- Born: Nicola Vincenzo Crane 21 May 1958 Bexley, Kent, England
- Died: 7 December 1993 (aged 35) Paddington, London, England
- Known for: Member of British far-right movements

= Nicky Crane =

British neo-Nazi activist and pornographic actor

Nicola Vincenzo "Nicky" Crane (21 May 1958 – 7 December 1993) was an English neo-Nazi. He came out as gay before dying from an AIDS-related illness in 1993.

==Neo-Nazism==
Nicky Crane joined the British Movement (BM) in the late 1970s. By 1980, he was the BM organiser for Kent. In 1978, he attacked a black family at a bus stop near Liverpool Street station. For this act, he was convicted of unlawfully fighting and making an affray, and given a suspended sentence. In the 1980s, Crane appeared on several T-shirts and calendars produced by the Aldgate skinhead shop The Last Resort. In 1981, he appeared on the cover of the Oi! compilation album Strength Thru Oi!, due to his skinhead appearance, not his racist views, with his Nazi tattoos partially airbrushed out.

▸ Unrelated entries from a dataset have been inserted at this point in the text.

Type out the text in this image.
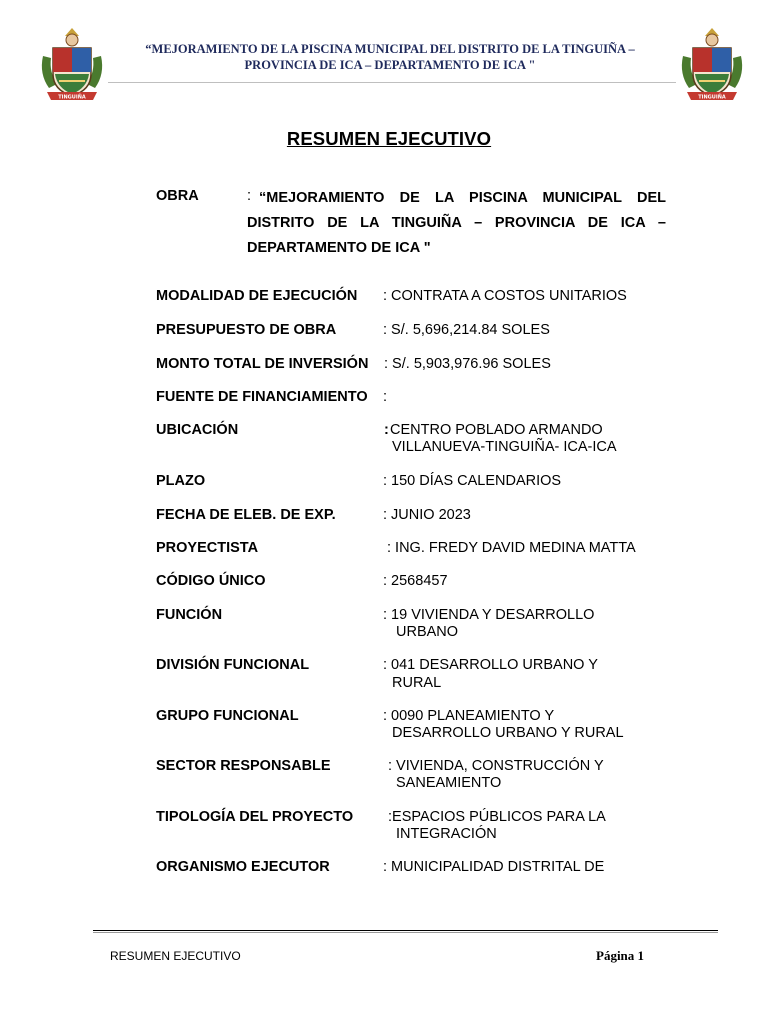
TINGUIÑA	TINGUIÑA
“MEJORAMIENTO DE LA PISCINA MUNICIPAL DEL DISTRITO DE LA TINGUIÑA –
PROVINCIA DE ICA – DEPARTAMENTO DE ICA "
RESUMEN EJECUTIVO
OBRA	: “MEJORAMIENTO DE LA PISCINA MUNICIPAL DEL DISTRITO DE LA TINGUIÑA – PROVINCIA DE ICA – DEPARTAMENTO DE ICA "
MODALIDAD DE EJECUCIÓN : CONTRATA A COSTOS UNITARIOS
PRESUPUESTO DE OBRA	: S/. 5,696,214.84 SOLES
MONTO TOTAL DE INVERSIÓN : S/. 5,903,976.96 SOLES
FUENTE DE FINANCIAMIENTO :
UBICACIÓN	: CENTRO POBLADO ARMANDO
VILLANUEVA-TINGUIÑA- ICA-ICA
PLAZO	: 150 DÍAS CALENDARIOS
FECHA DE ELEB. DE EXP.	: JUNIO 2023
PROYECTISTA	: ING. FREDY DAVID MEDINA MATTA
CÓDIGO ÚNICO	: 2568457
FUNCIÓN	: 19 VIVIENDA Y DESARROLLO
URBANO
DIVISIÓN FUNCIONAL	: 041 DESARROLLO URBANO Y
RURAL
GRUPO FUNCIONAL	: 0090 PLANEAMIENTO Y
DESARROLLO URBANO Y RURAL
SECTOR RESPONSABLE	: VIVIENDA, CONSTRUCCIÓN Y
SANEAMIENTO
TIPOLOGÍA DEL PROYECTO :ESPACIOS PÚBLICOS PARA LA
INTEGRACIÓN
ORGANISMO EJECUTOR	: MUNICIPALIDAD DISTRITAL DE
RESUMEN EJECUTIVO	Página 1
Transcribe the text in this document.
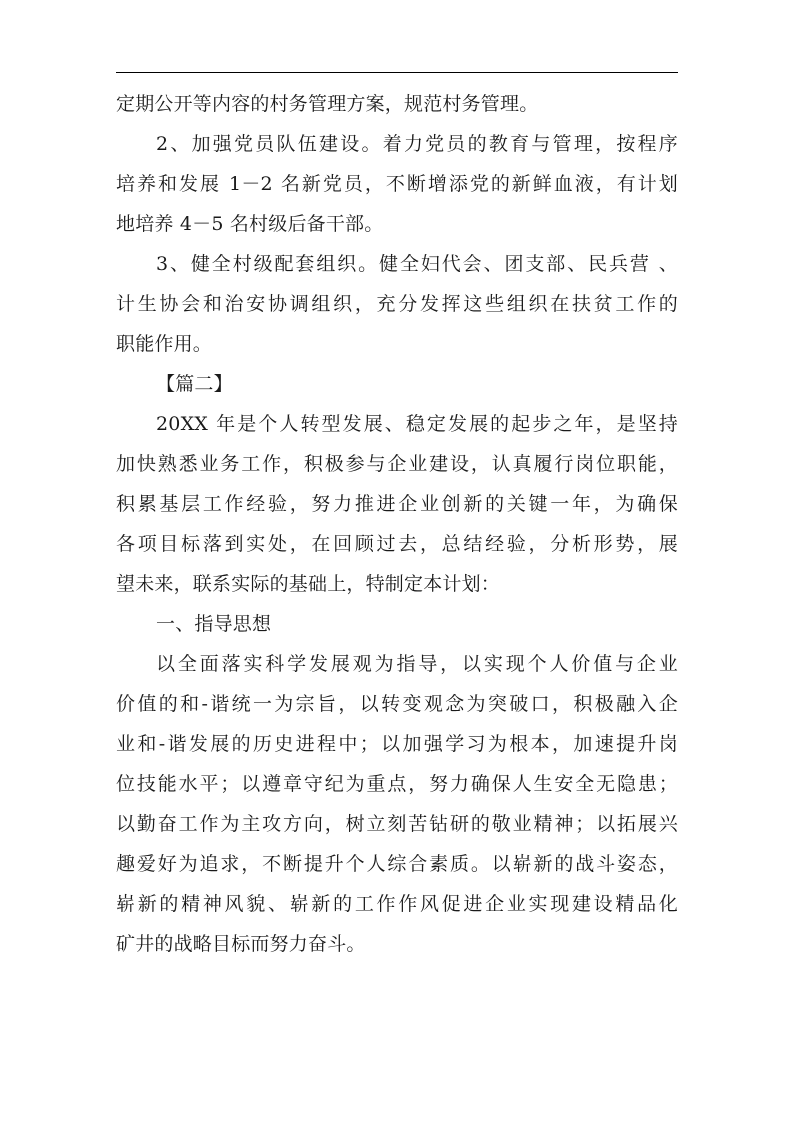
定期公开等内容的村务管理方案，规范村务管理。
2、加强党员队伍建设。着力党员的教育与管理，按程序
培养和发展 1－2 名新党员，不断增添党的新鲜血液，有计划
地培养 4－5 名村级后备干部。
3、健全村级配套组织。健全妇代会、团支部、民兵营 、
计生协会和治安协调组织，充分发挥这些组织在扶贫工作的
职能作用。
【篇二】
20XX 年是个人转型发展、稳定发展的起步之年，是坚持
加快熟悉业务工作，积极参与企业建设，认真履行岗位职能，
积累基层工作经验，努力推进企业创新的关键一年，为确保
各项目标落到实处，在回顾过去，总结经验，分析形势，展
望未来，联系实际的基础上，特制定本计划：
一、指导思想
以全面落实科学发展观为指导，以实现个人价值与企业
价值的和-谐统一为宗旨，以转变观念为突破口，积极融入企
业和-谐发展的历史进程中；以加强学习为根本，加速提升岗
位技能水平；以遵章守纪为重点，努力确保人生安全无隐患；
以勤奋工作为主攻方向，树立刻苦钻研的敬业精神；以拓展兴
趣爱好为追求，不断提升个人综合素质。以崭新的战斗姿态，
崭新的精神风貌、崭新的工作作风促进企业实现建设精品化
矿井的战略目标而努力奋斗。
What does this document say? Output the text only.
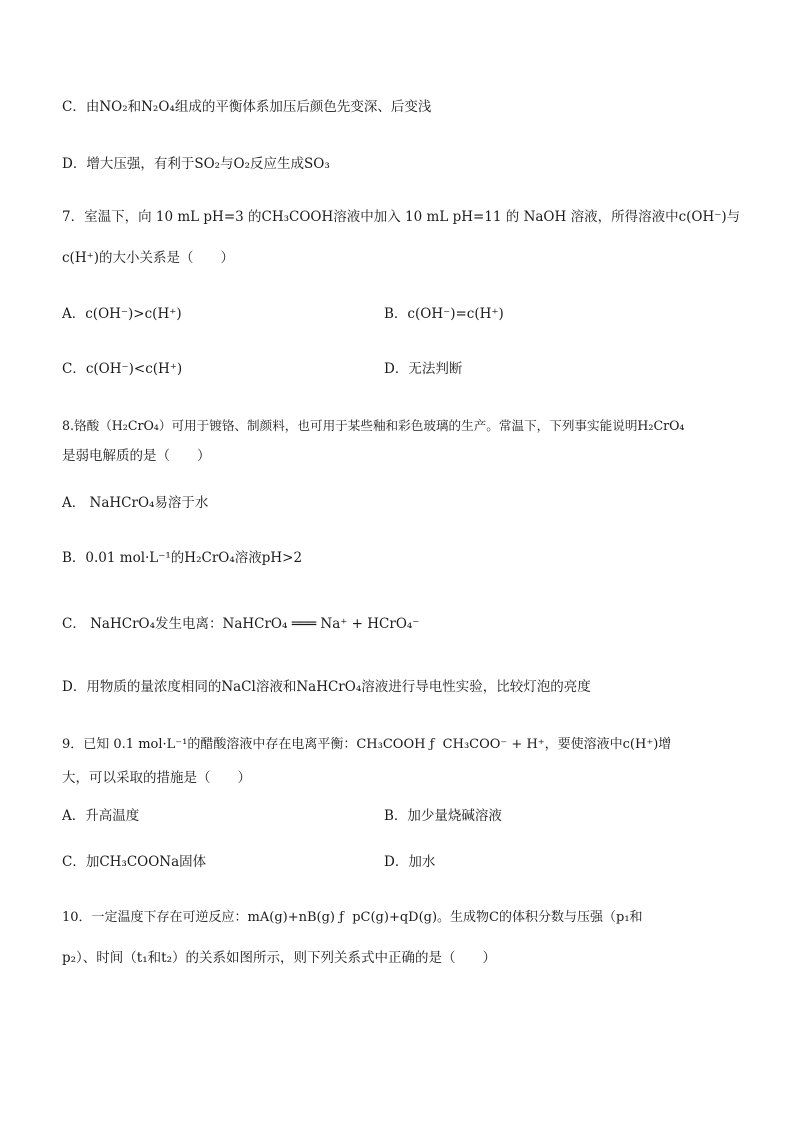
C．由NO₂和N₂O₄组成的平衡体系加压后颜色先变深、后变浅
D．增大压强，有利于SO₂与O₂反应生成SO₃
7．室温下，向 10 mL pH=3 的CH₃COOH溶液中加入 10 mL pH=11 的 NaOH 溶液，所得溶液中c(OH⁻)与
c(H⁺)的大小关系是（　　）
A．c(OH⁻)>c(H⁺)	B．c(OH⁻)=c(H⁺)
C．c(OH⁻)<c(H⁺)	D．无法判断
8.铬酸（H₂CrO₄）可用于镀铬、制颜料，也可用于某些釉和彩色玻璃的生产。常温下，下列事实能说明H₂CrO₄
是弱电解质的是（　　）
A． NaHCrO₄易溶于水
B．0.01 mol·L⁻¹的H₂CrO₄溶液pH>2
C． NaHCrO₄发生电离：NaHCrO₄ ═══ Na⁺ + HCrO₄⁻
D．用物质的量浓度相同的NaCl溶液和NaHCrO₄溶液进行导电性实验，比较灯泡的亮度
9．已知 0.1 mol·L⁻¹的醋酸溶液中存在电离平衡：CH₃COOH ƒ  CH₃COO⁻ + H⁺，要使溶液中c(H⁺)增
大，可以采取的措施是（　　）
A．升高温度	B．加少量烧碱溶液
C．加CH₃COONa固体	D．加水
10．一定温度下存在可逆反应：mA(g)+nB(g) ƒ  pC(g)+qD(g)。生成物C的体积分数与压强（p₁和
p₂）、时间（t₁和t₂）的关系如图所示，则下列关系式中正确的是（　　）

Garry Bushell, who chose the image, later said: "I had a Christmas card on the wall, it had that image that was on the cover of Strength Thru Oi!, but washed out. I honestly, hand on my heart, thought it was a still from The Wanderers. It was only when the album came through for me to approve the artwork that I saw his tattoos. Of course, if I hadn't been impatient, I would have said, right, fucking scrap this, let's shoot something else entirely. Instead, we airbrushed the tattoos out. There were two mistakes there, both mine. Hands up." The album was "hastily withdrawn" by Decca Records when Crane's identity and previous convictions were made public, and has since become very collectable.

In 1981, Crane was convicted and jailed for four years for his role in a BM-organised attack on a group of black youths arriving on a train at Woolwich Arsenal station in 1980. He once led an attack on an anti-racist concert being held in Jubilee Gardens in London. Pictures of him storming the stage where singer Hank Wangford was performing appeared in national newspapers. Although Crane was clearly identifiable, no action was taken.

Released from jail in 1984, Crane soon began providing security for the white power skinhead band Skrewdriver, and remained associated with the band and its leader, Ian Stuart Donaldson, for the rest of the 1980s, designing two of the band's album covers and writing the lyrics for the song "Justice" on the LP Hail the New Dawn. In 1986, he was jailed again for six months following a fight on an Underground train. In 1987, he was instrumental in setting up the neo-Nazi network Blood & Honour with Donaldson.

==Homosexuality==
Crane was leading a double life as a homosexual man, even serving as a steward at the London gay pride march in 1986. He was a regular at London gay clubs such as Heaven, Bolts and the Bell pub. At various times, Crane had worked as a binman, bicycle courier, and a doorman at an S&M club. He worked for the protection agency Gentle Touch, and was able to shrug off any connection with the London gay scene as just part of his security work. He also appeared in the Psychic TV music video for Unclean, and in amateur gay pornography films while still a neo-Nazi.

In 1992, Crane came out as gay in a segment of the Channel 4 magazine show Out titled "Skin Complex". On the programme, broadcast on 29 July 1992, Crane and several other gay people explained why they were attracted to the skinhead scene. He was immediately disowned by his Nazi associates, including Ian Stuart Donaldson, who said: "I feel more betrayed by him than anybody else. It just goes to show that nationalism and homosexuality do not fit together, because nationalism is a true cause and homosexuality is a perversion."

The same month, the UK newspaper The Sun ran an article on him entitled "Nazi Nick is a Panzi", and included a picture of Crane with his face snarling at camera, head shaved bald, braces worn over his bare torso, faded jeans, white-laced boots and brandishing an axe. Crane died from an AIDS-related illness 18 months later.

== In works ==
Crane's homosexuality is a central theme of Max Schaefer's 2010 novel, Children of the Sun, which follows James, a budding screenwriter in 2003, who becomes obsessed with the now deceased Crane.